Hackers have compromised a version of the hugely popular PC app CCleaner, parent company Piriform confirmed Monday. The hack involved malware that potentially allows them to access a user’s computer and steal data, according to security blog Talos Intelligence.
“For a period of time, the legitimate signed version of CCleaner 5.33 ... also contained a multistage malware payload that rode on top of the installation of Cleaner,” the blog reported. Cisco Talos, which publishes the blog, discovered the exploit Sept. 13.
A new version of CCleaner, which was not affected by the exploit, was released Sept. 12 by Piriform. However, the older version still is in circulation, and Piriform estimated 2.27 million people “used the affected software."

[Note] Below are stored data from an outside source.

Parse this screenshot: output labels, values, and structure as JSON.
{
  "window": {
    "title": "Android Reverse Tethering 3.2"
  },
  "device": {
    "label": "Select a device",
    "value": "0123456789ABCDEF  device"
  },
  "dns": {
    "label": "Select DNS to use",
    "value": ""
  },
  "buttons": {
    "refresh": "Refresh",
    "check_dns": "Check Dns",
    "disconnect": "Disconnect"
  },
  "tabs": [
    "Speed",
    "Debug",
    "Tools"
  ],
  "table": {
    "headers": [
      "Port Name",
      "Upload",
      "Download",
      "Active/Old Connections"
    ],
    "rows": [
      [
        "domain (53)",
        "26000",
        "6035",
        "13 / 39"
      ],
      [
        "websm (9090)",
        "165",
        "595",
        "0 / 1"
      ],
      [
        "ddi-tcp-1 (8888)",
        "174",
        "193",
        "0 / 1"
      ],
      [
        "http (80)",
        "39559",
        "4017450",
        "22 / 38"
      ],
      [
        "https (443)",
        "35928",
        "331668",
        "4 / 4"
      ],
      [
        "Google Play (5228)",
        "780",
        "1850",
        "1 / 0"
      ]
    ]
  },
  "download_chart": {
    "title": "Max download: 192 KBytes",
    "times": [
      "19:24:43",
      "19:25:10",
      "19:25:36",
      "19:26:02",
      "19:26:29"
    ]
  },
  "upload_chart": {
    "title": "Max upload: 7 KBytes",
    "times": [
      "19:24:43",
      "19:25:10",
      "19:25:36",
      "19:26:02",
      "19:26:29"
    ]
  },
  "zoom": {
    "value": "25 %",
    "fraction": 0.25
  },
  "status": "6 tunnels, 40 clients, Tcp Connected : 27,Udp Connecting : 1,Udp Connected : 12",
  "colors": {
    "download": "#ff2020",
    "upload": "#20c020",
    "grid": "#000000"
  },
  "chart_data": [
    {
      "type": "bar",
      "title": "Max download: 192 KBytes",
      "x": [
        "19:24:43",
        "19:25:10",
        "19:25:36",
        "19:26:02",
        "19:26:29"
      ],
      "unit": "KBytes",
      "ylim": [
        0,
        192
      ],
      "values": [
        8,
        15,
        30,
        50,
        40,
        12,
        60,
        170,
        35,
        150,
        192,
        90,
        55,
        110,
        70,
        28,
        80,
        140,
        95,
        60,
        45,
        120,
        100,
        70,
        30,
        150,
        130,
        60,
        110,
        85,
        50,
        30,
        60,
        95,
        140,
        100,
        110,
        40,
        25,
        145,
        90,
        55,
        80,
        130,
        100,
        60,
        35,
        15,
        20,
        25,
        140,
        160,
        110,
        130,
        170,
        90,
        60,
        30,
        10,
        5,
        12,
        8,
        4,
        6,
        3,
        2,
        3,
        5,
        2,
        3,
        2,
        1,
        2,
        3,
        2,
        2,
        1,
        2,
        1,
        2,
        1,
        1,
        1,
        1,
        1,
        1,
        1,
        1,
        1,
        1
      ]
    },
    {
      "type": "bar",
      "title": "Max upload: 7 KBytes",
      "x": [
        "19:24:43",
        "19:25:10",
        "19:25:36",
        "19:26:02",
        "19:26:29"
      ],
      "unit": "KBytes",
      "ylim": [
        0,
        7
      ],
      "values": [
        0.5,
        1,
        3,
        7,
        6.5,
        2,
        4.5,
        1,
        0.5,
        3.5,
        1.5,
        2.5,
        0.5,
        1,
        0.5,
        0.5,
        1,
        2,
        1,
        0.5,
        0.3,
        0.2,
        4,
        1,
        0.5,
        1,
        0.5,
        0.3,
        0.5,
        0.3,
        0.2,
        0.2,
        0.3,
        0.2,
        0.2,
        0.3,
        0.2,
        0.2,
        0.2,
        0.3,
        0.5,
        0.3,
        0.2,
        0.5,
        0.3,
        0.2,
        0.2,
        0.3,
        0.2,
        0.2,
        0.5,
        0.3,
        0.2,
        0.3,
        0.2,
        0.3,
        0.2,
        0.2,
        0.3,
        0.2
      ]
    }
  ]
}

CCleaner is an enormously popular program that clears unnecessary files out of PCs, optimizing their performance. It also helps users maintain other installed programs. Piriform’s website says it has been downloaded over 2 billion times worldwide, with 5 million new installations every week, and it is available in both free and paid versions.
Anyone who downloaded CCleaner version 5.33, or updated an older version of CCleaner between August 15 and Sept. 12, could be affected, Cisco Talos states. Piriform says the compromise only affected customers who used the 32-bit CCleaner version 5.33.6162, and those who used CCleaner Cloud version 1.07.3191. It asked users to download an updated version of CCleaner from Piriform’s website.